Excertos de " Pó de Ser " 

"Há neste livro uma alma que pede para ser lida."

    Pedro Chagas Freitas 


Monstro sem cara

Este monstro não tem cara, ainda menos tem boca. Mas é voraz, sedento e mesmo sem boca munida de dentes consegue alimentar-se tão avidamente que nos deixa sem tempo.

A escolha para o seu festim torna-se fácil, pois o tamanho do seu repasto é interminável, morre um e nasce outro. E sem qualquer critério, colhe um e mais outro.
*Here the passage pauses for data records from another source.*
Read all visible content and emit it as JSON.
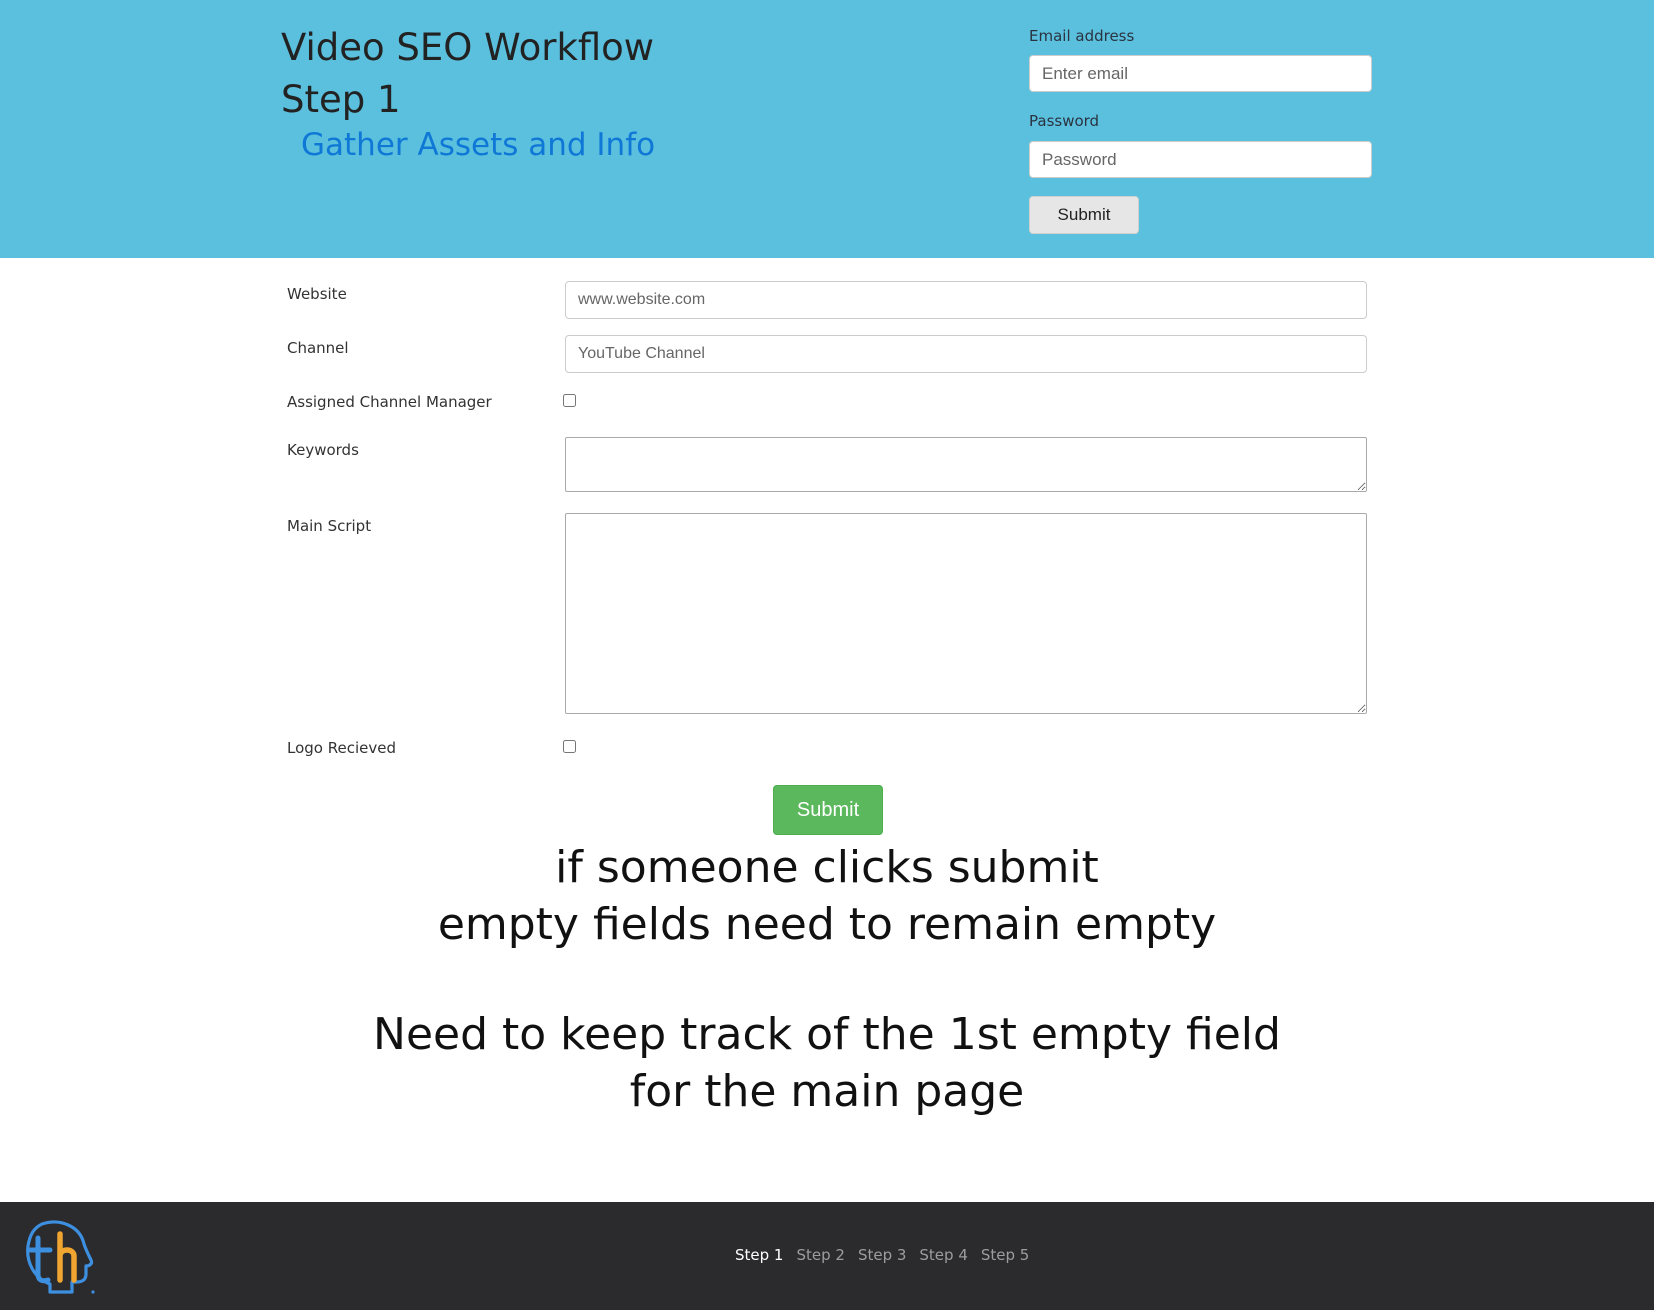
{
  "header": {
    "title_line1": "Video SEO Workflow",
    "title_line2": "Step 1",
    "subtitle": "Gather Assets and Info",
    "background_color": "#5bc0de",
    "subtitle_color": "#0f78d6"
  },
  "login": {
    "email_label": "Email address",
    "email_placeholder": "Enter email",
    "password_label": "Password",
    "password_placeholder": "Password",
    "submit_label": "Submit"
  },
  "form": {
    "website_label": "Website",
    "website_placeholder": "www.website.com",
    "channel_label": "Channel",
    "channel_placeholder": "YouTube Channel",
    "channel_manager_label": "Assigned Channel Manager",
    "channel_manager_checked": false,
    "keywords_label": "Keywords",
    "main_script_label": "Main Script",
    "logo_label": "Logo Recieved",
    "logo_checked": false,
    "submit_label": "Submit",
    "submit_color": "#5cb85c"
  },
  "notes": {
    "line1": "if someone clicks submit",
    "line2": "empty fields need to remain empty",
    "line3": "Need to keep track of the 1st empty field",
    "line4": "for the main page"
  },
  "footer": {
    "logo_icon": "th-head-logo",
    "background_color": "#2b2b2e",
    "steps": [
      "Step 1",
      "Step 2",
      "Step 3",
      "Step 4",
      "Step 5"
    ],
    "active_step": "Step 1"
  }
}
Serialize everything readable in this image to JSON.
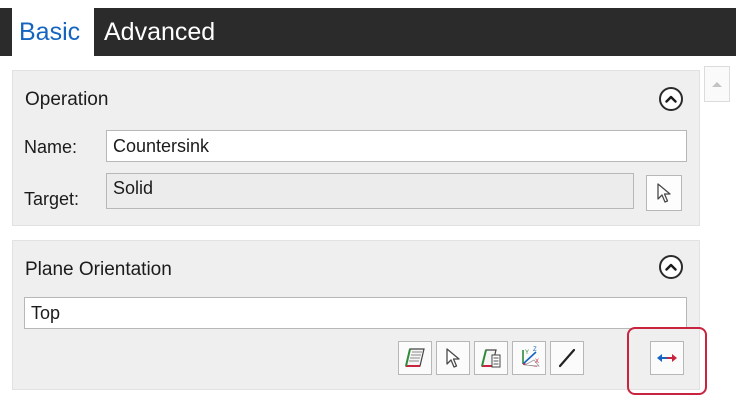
{
  "tabs": {
    "basic": "Basic",
    "advanced": "Advanced"
  },
  "operation": {
    "title": "Operation",
    "name_label": "Name:",
    "name_value": "Countersink",
    "target_label": "Target:",
    "target_value": "Solid"
  },
  "plane_orientation": {
    "title": "Plane Orientation",
    "value": "Top",
    "tools": [
      "plane-icon",
      "select-pointer-icon",
      "plane-from-list-icon",
      "coordinate-system-icon",
      "line-direction-icon",
      "flip-direction-icon"
    ]
  },
  "colors": {
    "accent": "#1565c0",
    "highlight": "#c8233f",
    "tabbar": "#2b2b2b",
    "panel": "#efefef"
  }
}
O monstro sem cara funciona como um buraco negro, não no imenso Espaço, mas aqui na pequena Terra, suga de forma exaustiva a energia, o calor, a luz dos seres vivos. Retira de forma silenciosa e irreversível: tudo!
Alimenta-se do que brilha, do que sente, do que

tem vida, do que tem amor. Absorve lugubremente a felicidade e vomita a dor.
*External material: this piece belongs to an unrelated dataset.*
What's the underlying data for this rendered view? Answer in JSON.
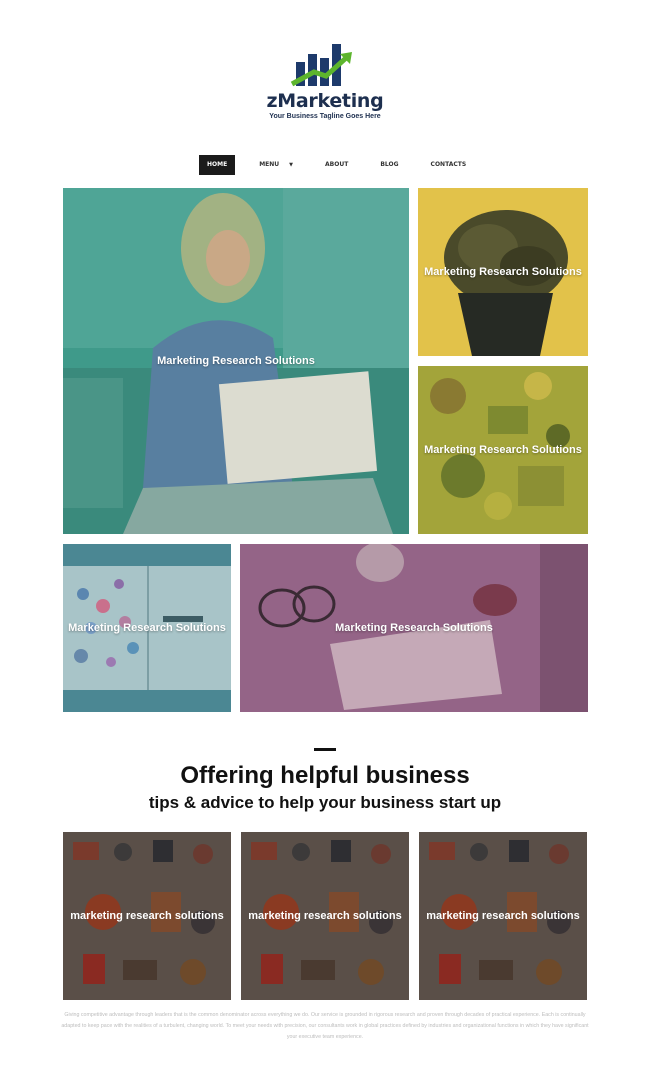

Começa por digerir, encantado, o medo dos incautos, que agarra indiscriminada e, facilmente, entra como quer nas suas entranhas e de uma forma eficaz e precisa; à semelhança da aranha, que injeta o seu veneno nos insetos e depois, calmamente, fica escondida num

canto da sua pegajosa teia, espera e agarra mortalmente com as duas quelíceras e zás… aguarda pelo efeito e depois aos poucos suga uma sopa de órgãos liquefeitos, produzida pelo seu eficaz veneno.

O monstro sem cara faz o mesmo.
Depois da tortura errática do medo, da dor, da agonizante espera  por parcas melhoras, vem a provação causada pelo uso dos químicos. 

Chega a altura da perda de pedaços que nos pertenciam desde o  dia em que berramos pela primeira vez a este mundo e também com  a mesma quantidade de cabelo, desse mesmo dia.

De repente, os incautos sentem-se melhor, a esperança invade-os, sentem a tal euforia da morte. Mal sabem eles que é apenas  o monstro sem cara a deliciar-se de forma perversa à sua custa. A atrasar o fim inevitável e recorrendo de novo a uma analogia: como um casal de amantes que retarda o orgasmo para gozar mais um 

pouco e, ainda mais, o prazer que sentem.

O monstro sem cara vai gozando de forma vil e reles com a agonia dos que à custa dos tais químicos enganadores sentem melhoras, quando novamente tornam a pensar no dia seguinte. 

Mas quando menos esperam e quando o julgavam satisfeito ou derrotado, ele agarra mortalmente com as suas mãos e fica com mais um e mais outro corpo mutilado, de tom amarelado e vazio. 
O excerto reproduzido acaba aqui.